ABOUT 150 workers could find jobs at another gold mine on Orange’s doorstep by mid-2016 and up to 500 flow-on jobs will be created, if Regis Resources is able to begin operations on its McPhillamys project at Kings Plains.
But first the Perth-based company will need to overcome the biggest hurdle of securing enough water for the mine, eight kilometres north-east of Blayney and 35 kilometres south-east of Orange, according to the project’s development manager Rod Smith.
Jobseekers packed the Orange Ex-Services Club’ auditorium to hear Mr Smith’s presentation at yesterday’s jobs expo.
Mr Smith says the construction phase could start by mid-2015 if the $150 million project gets the go-ahead after years of exploration, but few redundant Electrolux workers are likely to pick up jobs at the open-cut mine until operations begin in mid-2016.
“We’ve taken on a lot of new employees at Western Australia and at McPhillamys we intend to do the same,” he said.
“At the moment there are 10 years worth of reserves, but there’s been no regional exploration so there’s a lot of potential ... anecdotally that would extend to 20 years.”
The construction phase would employ about 200 people, but Mr Smith said most would be tradespeople.
He said there would be more opportunities for Electrolux workers during the operations phase where 60 to 70 per cent of positions could be filled by people with no mining experience.
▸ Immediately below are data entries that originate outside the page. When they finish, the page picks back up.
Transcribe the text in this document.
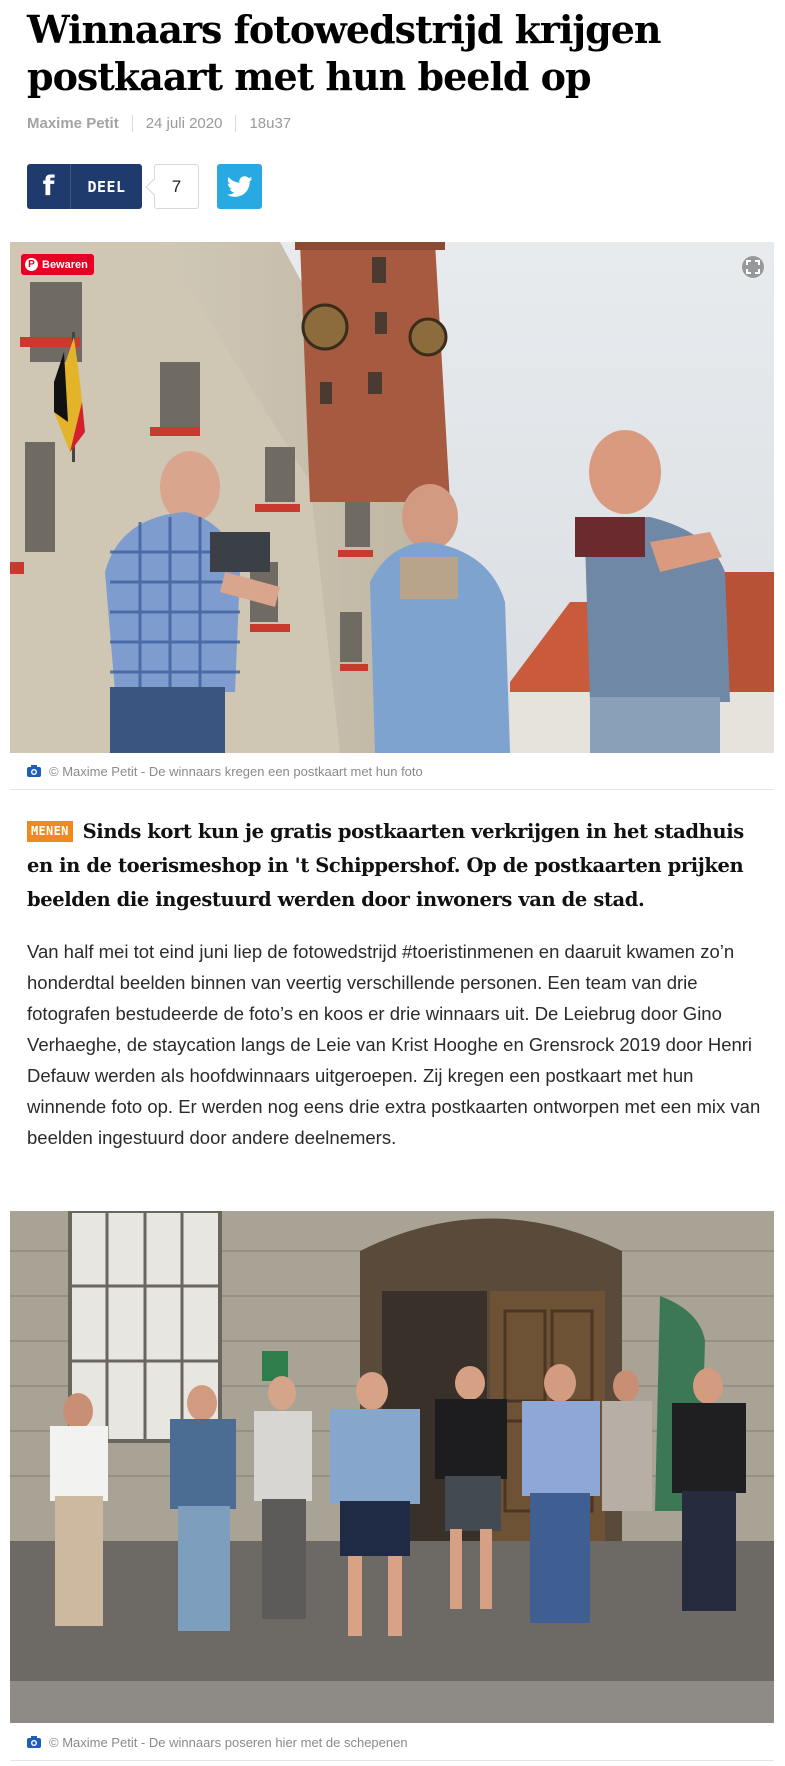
Winnaars fotowedstrijd krijgen postkaart met hun beeld op
Maxime Petit 24 juli 2020 18u37
f	DEEL	7
P Bewaren
© Maxime Petit - De winnaars kregen een postkaart met hun foto

MENEN Sinds kort kun je gratis postkaarten verkrijgen in het stadhuis en in de toerismeshop in 't Schippershof. Op de postkaarten prijken beelden die ingestuurd werden door inwoners van de stad.

Van half mei tot eind juni liep de fotowedstrijd #toeristinmenen en daaruit kwamen zo’n honderdtal beelden binnen van veertig verschillende personen. Een team van drie fotografen bestudeerde de foto’s en koos er drie winnaars uit. De Leiebrug door Gino Verhaeghe, de staycation langs de Leie van Krist Hooghe en Grensrock 2019 door Henri Defauw werden als hoofdwinnaars uitgeroepen. Zij kregen een postkaart met hun winnende foto op. Er werden nog eens drie extra postkaarten ontworpen met een mix van beelden ingestuurd door andere deelnemers.

© Maxime Petit - De winnaars poseren hier met de schepenen
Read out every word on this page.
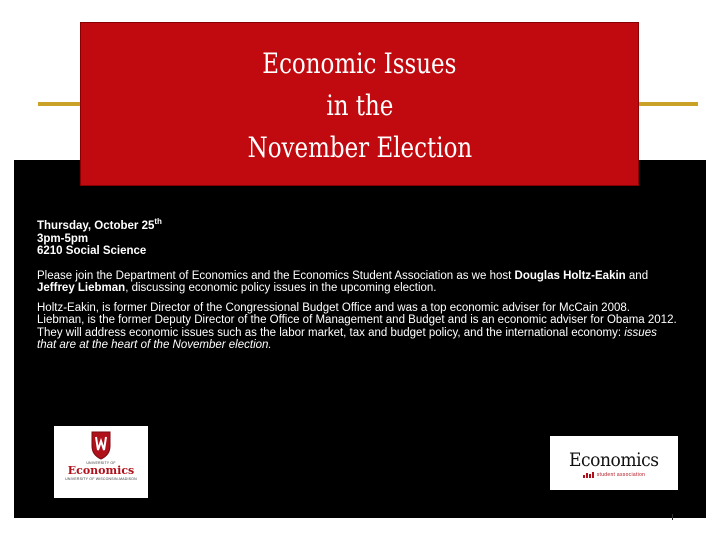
Economic Issues
in the
November Election
Thursday, October 25th
3pm-5pm
6210 Social Science
Please join the Department of Economics and the Economics Student Association as we host Douglas Holtz-Eakin and Jeffrey Liebman, discussing economic policy issues in the upcoming election.
Holtz-Eakin, is former Director of the Congressional Budget Office and was a top economic adviser for McCain 2008. Liebman, is the former Deputy Director of the Office of Management and Budget and is an economic adviser for Obama 2012.
They will address economic issues such as the labor market, tax and budget policy, and the international economy: issues that are at the heart of the November election.
UNIVERSITY OF
Economics
UNIVERSITY OF WISCONSIN-MADISON
Economics
student association
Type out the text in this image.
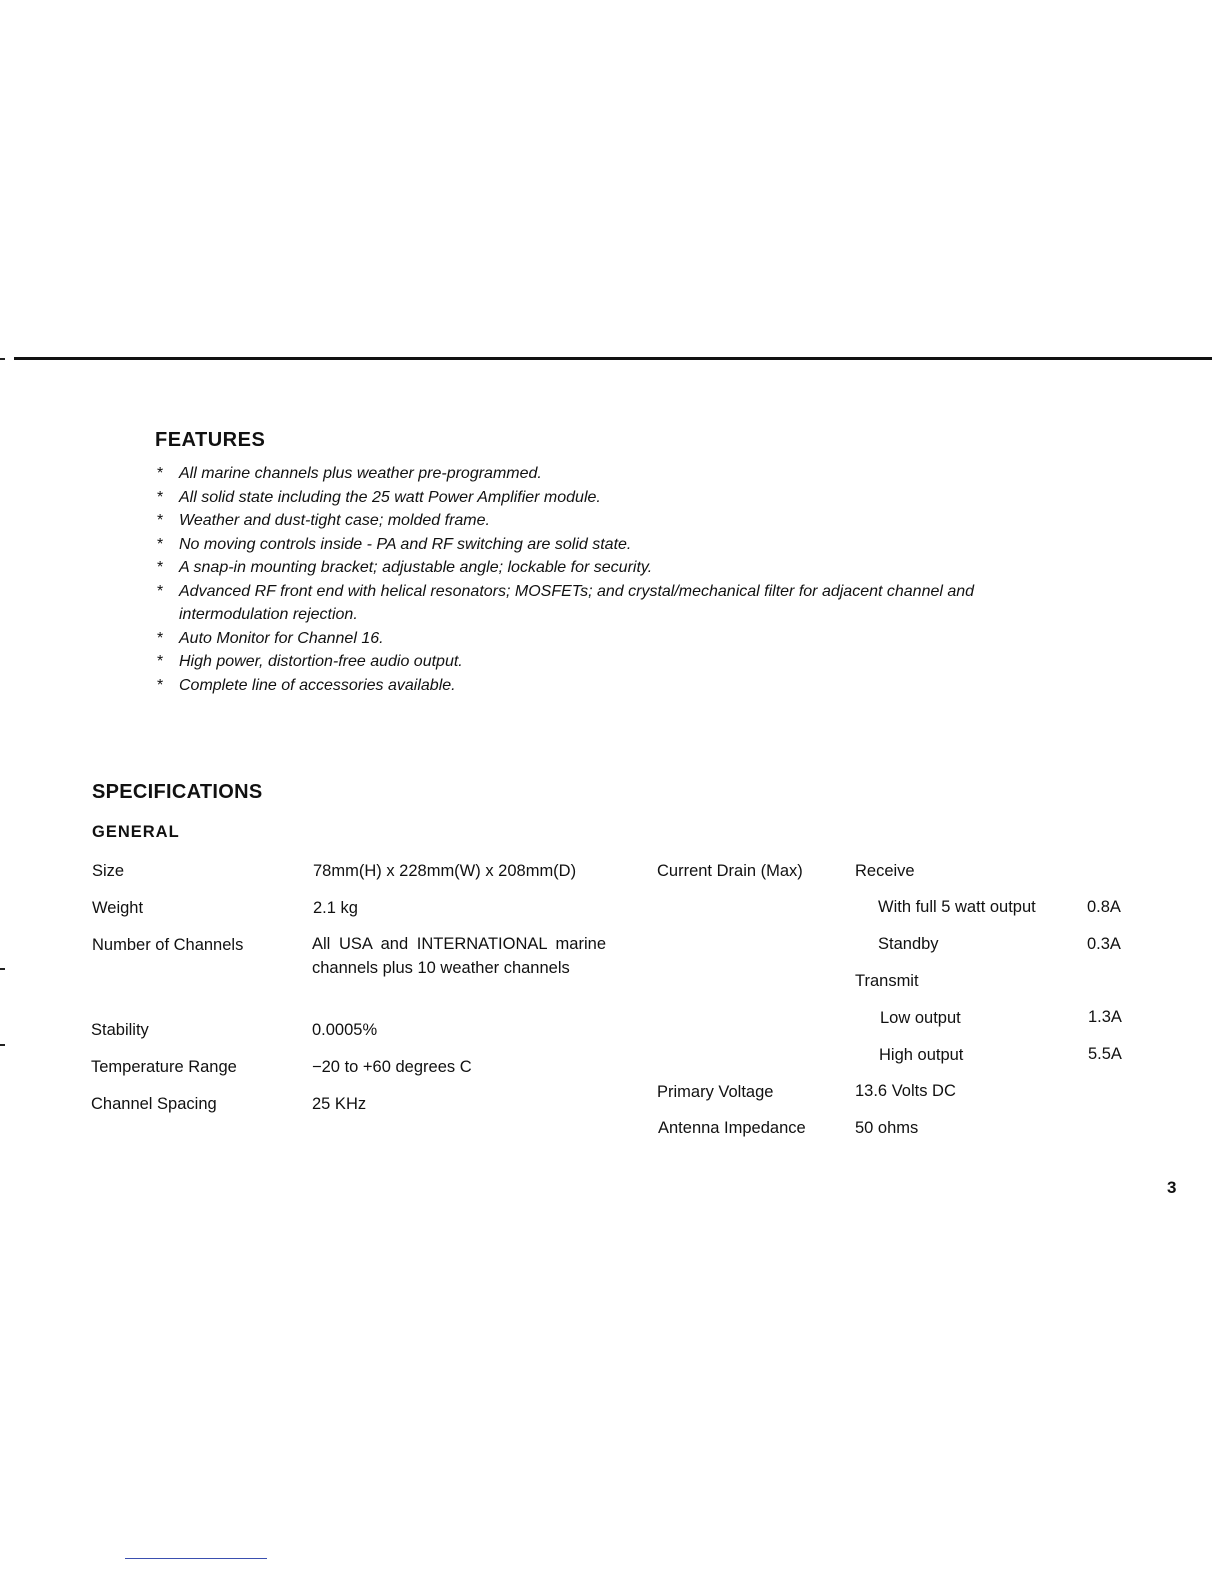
FEATURES
* All marine channels plus weather pre-programmed.
* All solid state including the 25 watt Power Amplifier module.
* Weather and dust-tight case; molded frame.
* No moving controls inside - PA and RF switching are solid state.
* A snap-in mounting bracket; adjustable angle; lockable for security.
* Advanced RF front end with helical resonators; MOSFETs; and crystal/mechanical filter for adjacent channel and intermodulation rejection.
* Auto Monitor for Channel 16.
* High power, distortion-free audio output.
* Complete line of accessories available.
SPECIFICATIONS
GENERAL
Size	78mm(H) x 228mm(W) x 208mm(D)
Weight	2.1 kg
Number of Channels	All USA and INTERNATIONAL marine channels plus 10 weather channels
Stability	0.0005%
Temperature Range	−20 to +60 degrees C
Channel Spacing	25 KHz
Current Drain (Max)	Receive
With full 5 watt output	0.8A
Standby	0.3A
Transmit
Low output	1.3A
High output	5.5A
Primary Voltage	13.6 Volts DC
Antenna Impedance	50 ohms
3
He hopes it will begin just after the Electrolux plant’s closure.
“There are limited opportunities for training personnel during construction ... that’s the not-so-good news,” he said.
“But during operations there will be approximately 150 people and it generates three or four times that in the district.”
Mr Smith said during the operational phase up to 500 flow-on jobs would be created in the district and the “residential mine” would not require any fly-in-fly-out (FIFO) workers.
“It’s paradise having residential operations rather than FIFO. Having people reside in the area, it’s an enormous advantage,” he said.
The one potential “show-stopper” for the mine was water supply, Mr Smith said, with the company negotiating to use recycled effluent from Bathurst or recycled water from a Lithgow mine.
Mr Smith said Regis was collecting data for the project, with the hope of completing the environmental impact statement (EIS) by the end of this year before it is submitted to the planning department for approval.
Regis has 550 staff across its mines in Western Australia and Queensland.
About 250 are employed by the mine and 300 are contractors.
Mr Smith said Regis had a strong record socially, community-wise and environmentally.
“We’re very much a company that believes in attitude,” he said.
“It’s less about what you’ve done in the past, it’s what you want to do in the future.”